I think I know the answer to the question that you won't answer and that is most likely because you charge what many would consider an extreme rate with way less overhead than a typical construction company.obi, i wasn't directing my diatribe at anyone specific. definitely not you. anyway...
i will not answer the first question.
but, will gladly address the others. i put "employees" in quotes because its quite obvious... as you explained... they weren't employees in the classic sense. i ran that operation for 3 months out of the year during the summer. the guys who worked for me were friends. i was young and dumb and all of the rules weren't followed. but, they were making 4-500/week working 20-25/hours/week for 10-12 weeks during the summer. i didn't charge the customer by the hour. i bid the job and then did the job for whatever the bid was. sometimes i made $150/hour after paying them. sometimes, $100/hour. i did have your classic other expenses though like vehicles, equipment, fuel, advertising and insurance. here's the point though....
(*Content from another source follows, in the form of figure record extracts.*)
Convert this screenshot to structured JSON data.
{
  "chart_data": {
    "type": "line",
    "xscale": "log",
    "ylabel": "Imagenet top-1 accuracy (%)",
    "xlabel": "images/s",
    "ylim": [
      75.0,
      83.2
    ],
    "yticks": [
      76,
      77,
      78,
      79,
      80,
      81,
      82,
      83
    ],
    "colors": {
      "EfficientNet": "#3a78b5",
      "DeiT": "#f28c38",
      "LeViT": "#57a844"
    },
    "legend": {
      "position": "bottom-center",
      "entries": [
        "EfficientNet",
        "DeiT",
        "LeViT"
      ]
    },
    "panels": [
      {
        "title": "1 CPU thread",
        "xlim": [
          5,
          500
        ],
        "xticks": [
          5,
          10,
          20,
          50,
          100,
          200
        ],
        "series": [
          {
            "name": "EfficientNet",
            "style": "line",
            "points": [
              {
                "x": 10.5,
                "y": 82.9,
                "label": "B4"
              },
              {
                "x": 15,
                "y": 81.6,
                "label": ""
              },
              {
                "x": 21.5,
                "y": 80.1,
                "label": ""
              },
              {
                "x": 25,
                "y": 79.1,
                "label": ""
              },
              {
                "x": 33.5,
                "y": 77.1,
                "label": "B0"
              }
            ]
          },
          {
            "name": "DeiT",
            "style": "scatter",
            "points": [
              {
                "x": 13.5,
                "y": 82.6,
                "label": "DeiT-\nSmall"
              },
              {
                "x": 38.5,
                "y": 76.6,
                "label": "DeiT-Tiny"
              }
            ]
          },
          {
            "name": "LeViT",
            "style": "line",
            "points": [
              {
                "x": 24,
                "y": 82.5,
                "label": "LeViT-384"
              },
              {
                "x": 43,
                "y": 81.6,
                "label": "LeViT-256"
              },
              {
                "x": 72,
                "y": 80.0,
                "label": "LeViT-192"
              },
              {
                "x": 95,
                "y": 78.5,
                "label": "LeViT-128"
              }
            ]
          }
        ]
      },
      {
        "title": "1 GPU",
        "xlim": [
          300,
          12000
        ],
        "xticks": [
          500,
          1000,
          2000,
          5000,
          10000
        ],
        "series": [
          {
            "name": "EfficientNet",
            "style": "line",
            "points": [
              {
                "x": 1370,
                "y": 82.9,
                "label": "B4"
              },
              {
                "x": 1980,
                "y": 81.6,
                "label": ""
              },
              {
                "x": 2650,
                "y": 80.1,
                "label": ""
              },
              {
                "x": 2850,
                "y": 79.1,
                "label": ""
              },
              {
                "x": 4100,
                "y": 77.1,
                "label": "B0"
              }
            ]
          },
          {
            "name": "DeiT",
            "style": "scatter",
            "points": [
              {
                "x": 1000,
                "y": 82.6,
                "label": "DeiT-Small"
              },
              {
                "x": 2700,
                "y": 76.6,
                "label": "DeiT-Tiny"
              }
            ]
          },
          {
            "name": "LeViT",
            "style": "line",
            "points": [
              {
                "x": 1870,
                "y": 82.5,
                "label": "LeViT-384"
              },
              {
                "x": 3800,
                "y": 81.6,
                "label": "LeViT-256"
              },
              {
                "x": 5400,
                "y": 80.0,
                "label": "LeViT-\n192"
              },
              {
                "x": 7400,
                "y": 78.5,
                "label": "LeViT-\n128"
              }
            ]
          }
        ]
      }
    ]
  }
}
at least in these parts... lake region... the guys doing this type of work either bid it or actually invoice it in the range of $100-125 per man hour. much like auto body, electrician, plumber, etc... those are more in the 125-150/hour range these days. either way... assume i am running 5 guys on a construction crew at $125/hour. i pay them $25/hour (which most don't) and the actual cost of that labor after wsi, payroll, ssi, unemployment, etc... is $50/hour (which i think is steep unless i am terrible at math). that means i am making $75/hour x 5 = $375/hour. that's well north of 750k/year. now lets business expense off 50% of that cause we can "write off" (according to kramer) everything from personal side by sides to snowblowers to the wife's suburban. that means i am making 375k year running a construction company. if the lack of laborers is costing me the ability to actually work at my fullest capacity, it seems the wisest solution would be to just pay them a bit more because... in the grand scheme of things... the cost of labor is a relatively small percentage of doing business. main point: no sense nickel and diming the single most necessary asset for the company to actually make money.
Your numbers are grossly inflated for a guy to have 5 employees and clear 375 K a year. The profits you are stating do not exist, and if they do exist are extremely rare.